Metric: The route metric is a value from 1 to 16 that indicates the cost of using this route. A value of 1 is the lowest cost, and 15 is the highest cost. A value of 16 indicates that the route is not reachable from this router. When trying to reach a particular destination, computers on your network will select the best route, ignoring unreachable routes.
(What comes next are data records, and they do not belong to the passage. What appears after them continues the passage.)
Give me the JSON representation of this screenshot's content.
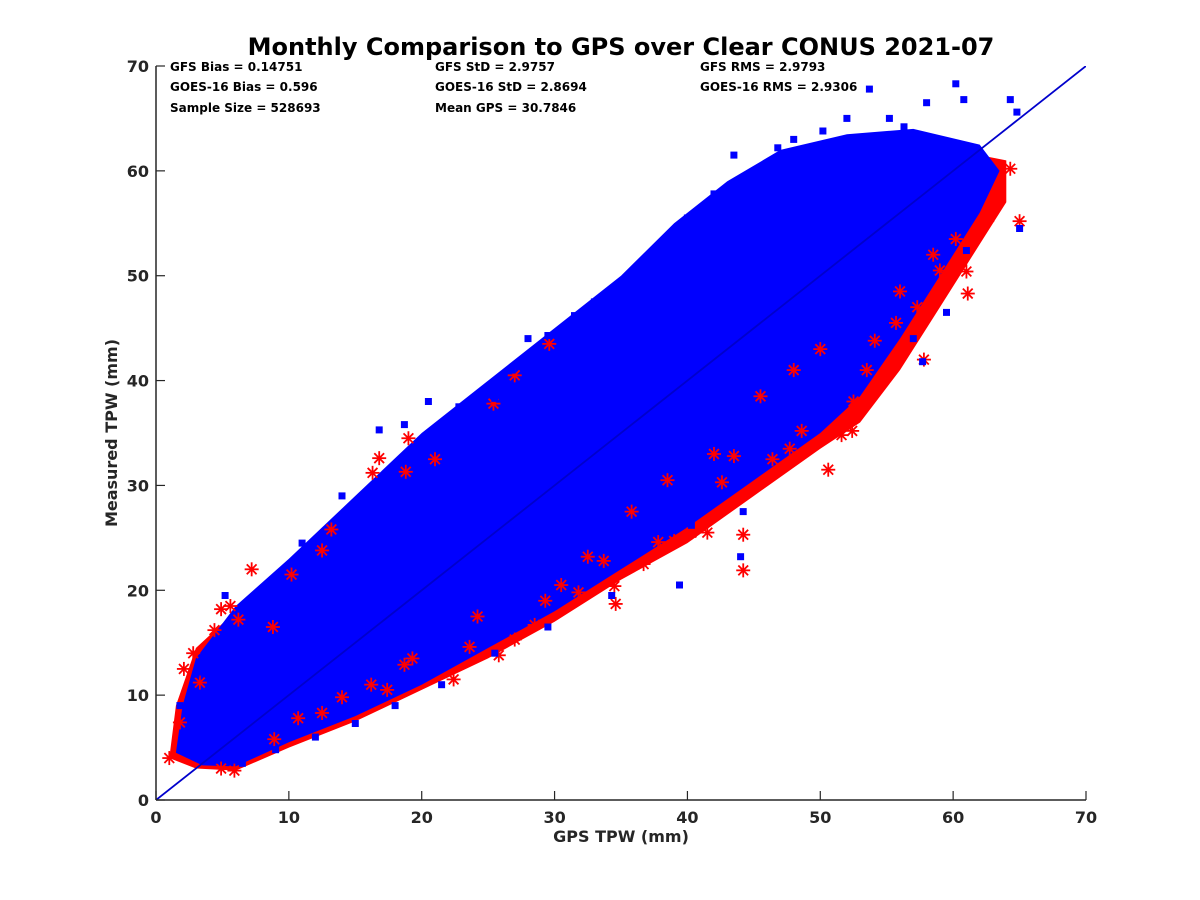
{
  "chart_data": {
    "type": "scatter",
    "title": "Monthly Comparison to GPS over Clear CONUS 2021-07",
    "xlabel": "GPS TPW (mm)",
    "ylabel": "Measured TPW (mm)",
    "xlim": [
      0,
      70
    ],
    "ylim": [
      0,
      70
    ],
    "xticks": [
      0,
      10,
      20,
      30,
      40,
      50,
      60,
      70
    ],
    "yticks": [
      0,
      10,
      20,
      30,
      40,
      50,
      60,
      70
    ],
    "grid": false,
    "reference_line": {
      "name": "1:1 line",
      "x": [
        0,
        70
      ],
      "y": [
        0,
        70
      ],
      "color": "#0000cc"
    },
    "stats": {
      "gfs_bias": "GFS Bias = 0.14751",
      "goes_bias": "GOES-16 Bias = 0.596",
      "sample_size": "Sample Size = 528693",
      "gfs_std": "GFS StD = 2.9757",
      "goes_std": "GOES-16 StD = 2.8694",
      "mean_gps": "Mean GPS = 30.7846",
      "gfs_rms": "GFS RMS = 2.9793",
      "goes_rms": "GOES-16 RMS = 2.9306"
    },
    "series": [
      {
        "name": "GFS",
        "marker": "asterisk",
        "color": "#ff0000",
        "points": [
          [
            1.0,
            4.0
          ],
          [
            1.8,
            7.4
          ],
          [
            2.1,
            12.5
          ],
          [
            2.8,
            14.0
          ],
          [
            3.3,
            11.2
          ],
          [
            4.4,
            16.2
          ],
          [
            4.9,
            18.2
          ],
          [
            5.6,
            18.5
          ],
          [
            6.2,
            17.2
          ],
          [
            7.2,
            22.0
          ],
          [
            4.9,
            3.0
          ],
          [
            5.9,
            2.8
          ],
          [
            8.8,
            16.5
          ],
          [
            10.2,
            21.5
          ],
          [
            12.5,
            23.8
          ],
          [
            13.2,
            25.8
          ],
          [
            16.3,
            31.2
          ],
          [
            16.8,
            32.6
          ],
          [
            19.0,
            34.5
          ],
          [
            18.8,
            31.3
          ],
          [
            21.0,
            32.5
          ],
          [
            25.4,
            37.8
          ],
          [
            27.0,
            40.5
          ],
          [
            29.6,
            43.5
          ],
          [
            8.9,
            5.8
          ],
          [
            10.7,
            7.8
          ],
          [
            12.5,
            8.3
          ],
          [
            14.0,
            9.8
          ],
          [
            16.2,
            11.0
          ],
          [
            17.4,
            10.5
          ],
          [
            18.7,
            12.9
          ],
          [
            19.3,
            13.5
          ],
          [
            22.4,
            11.5
          ],
          [
            23.6,
            14.6
          ],
          [
            24.2,
            17.5
          ],
          [
            25.8,
            13.8
          ],
          [
            27.0,
            15.3
          ],
          [
            28.5,
            16.7
          ],
          [
            29.3,
            19.0
          ],
          [
            30.5,
            20.5
          ],
          [
            31.8,
            19.8
          ],
          [
            32.5,
            23.2
          ],
          [
            33.7,
            22.8
          ],
          [
            34.6,
            18.7
          ],
          [
            34.5,
            20.4
          ],
          [
            36.7,
            22.5
          ],
          [
            37.8,
            24.6
          ],
          [
            39.0,
            24.7
          ],
          [
            40.3,
            25.5
          ],
          [
            41.5,
            25.5
          ],
          [
            42.6,
            30.3
          ],
          [
            43.5,
            32.8
          ],
          [
            44.2,
            21.9
          ],
          [
            44.2,
            25.3
          ],
          [
            46.4,
            32.5
          ],
          [
            47.7,
            33.5
          ],
          [
            48.6,
            35.2
          ],
          [
            50.6,
            31.5
          ],
          [
            51.6,
            34.8
          ],
          [
            52.4,
            35.2
          ],
          [
            52.5,
            38.0
          ],
          [
            53.5,
            41.0
          ],
          [
            54.1,
            43.8
          ],
          [
            54.9,
            40.6
          ],
          [
            55.7,
            45.5
          ],
          [
            57.3,
            47.0
          ],
          [
            57.8,
            42.0
          ],
          [
            59.0,
            50.5
          ],
          [
            61.1,
            48.3
          ],
          [
            61.0,
            50.4
          ],
          [
            61.8,
            54.0
          ],
          [
            62.7,
            55.6
          ],
          [
            63.0,
            56.8
          ],
          [
            64.3,
            60.2
          ],
          [
            65.0,
            55.2
          ],
          [
            56.0,
            48.5
          ],
          [
            58.5,
            52.0
          ],
          [
            60.2,
            53.5
          ],
          [
            45.5,
            38.5
          ],
          [
            48.0,
            41.0
          ],
          [
            35.8,
            27.5
          ],
          [
            38.5,
            30.5
          ],
          [
            42.0,
            33.0
          ],
          [
            50.0,
            43.0
          ]
        ]
      },
      {
        "name": "GOES-16",
        "marker": "square",
        "color": "#0000ff",
        "points": [
          [
            5.2,
            19.5
          ],
          [
            8.2,
            20.0
          ],
          [
            11.0,
            24.5
          ],
          [
            14.0,
            29.0
          ],
          [
            16.8,
            35.3
          ],
          [
            18.7,
            35.8
          ],
          [
            20.5,
            38.0
          ],
          [
            22.8,
            37.5
          ],
          [
            25.5,
            38.3
          ],
          [
            26.8,
            41.0
          ],
          [
            29.5,
            44.3
          ],
          [
            33.0,
            47.5
          ],
          [
            37.0,
            51.0
          ],
          [
            40.0,
            55.5
          ],
          [
            42.0,
            57.8
          ],
          [
            43.5,
            61.5
          ],
          [
            46.8,
            62.2
          ],
          [
            48.0,
            63.0
          ],
          [
            50.2,
            63.8
          ],
          [
            52.0,
            65.0
          ],
          [
            53.7,
            67.8
          ],
          [
            55.2,
            65.0
          ],
          [
            56.3,
            64.2
          ],
          [
            58.0,
            66.5
          ],
          [
            60.2,
            68.3
          ],
          [
            60.8,
            66.8
          ],
          [
            64.8,
            65.6
          ],
          [
            64.3,
            66.8
          ],
          [
            65.0,
            54.5
          ],
          [
            61.0,
            52.4
          ],
          [
            57.7,
            41.8
          ],
          [
            50.8,
            40.7
          ],
          [
            48.2,
            36.9
          ],
          [
            47.0,
            34.5
          ],
          [
            45.5,
            32.8
          ],
          [
            44.2,
            27.5
          ],
          [
            44.0,
            23.2
          ],
          [
            39.4,
            20.5
          ],
          [
            40.3,
            26.2
          ],
          [
            36.5,
            25.0
          ],
          [
            33.0,
            22.0
          ],
          [
            34.3,
            19.5
          ],
          [
            29.5,
            16.5
          ],
          [
            25.5,
            14.0
          ],
          [
            21.5,
            11.0
          ],
          [
            18.0,
            9.0
          ],
          [
            15.0,
            7.3
          ],
          [
            12.0,
            6.0
          ],
          [
            9.0,
            4.8
          ],
          [
            6.5,
            3.5
          ],
          [
            4.5,
            3.8
          ],
          [
            2.5,
            5.5
          ],
          [
            1.8,
            9.0
          ],
          [
            3.0,
            12.0
          ],
          [
            35.5,
            49.2
          ],
          [
            38.0,
            50.2
          ],
          [
            31.5,
            46.2
          ],
          [
            28.0,
            44.0
          ],
          [
            57.0,
            44.0
          ],
          [
            59.5,
            46.5
          ]
        ]
      }
    ]
  }
}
Interface: Specifies the interface -- WAN -- that the IP packet must use to transit out of the router, when this route is used.

Advanced Network

UPnP

UPnP is short for Universal Plug and Play, which is a networking architecture that provides compatibility among networking equipment, software, and peripherals. This router has optional UPnP capability, and can work with other UPnP devices and software.

Enable UPnP

If you need to use the UPnP functionality, you can enable it here.

WAN Ping

Pinging public WAN IP addresses is a common method used by hackers to test whether your WAN IP address is valid.

Enable WAN Ping Respond

If you leave this option unchecked, you are causing the router to ignore ping commands for the public WAN IP address of the router.

WAN Port Speed

Normally, this is set to "auto". If you have trouble connecting to the WAN, try the other settings.

Multicast Streams

The router uses the IGMP protocol to support efficient multicasting -- transmission of identical content, such as multimedia, from a source to a number of recipients.

Enable Multicast Streams

This option must be enabled if any applications on the LAN participate in a multicast group. If you have a multimedia LAN application that is not receiving content as expected, try enabling this option.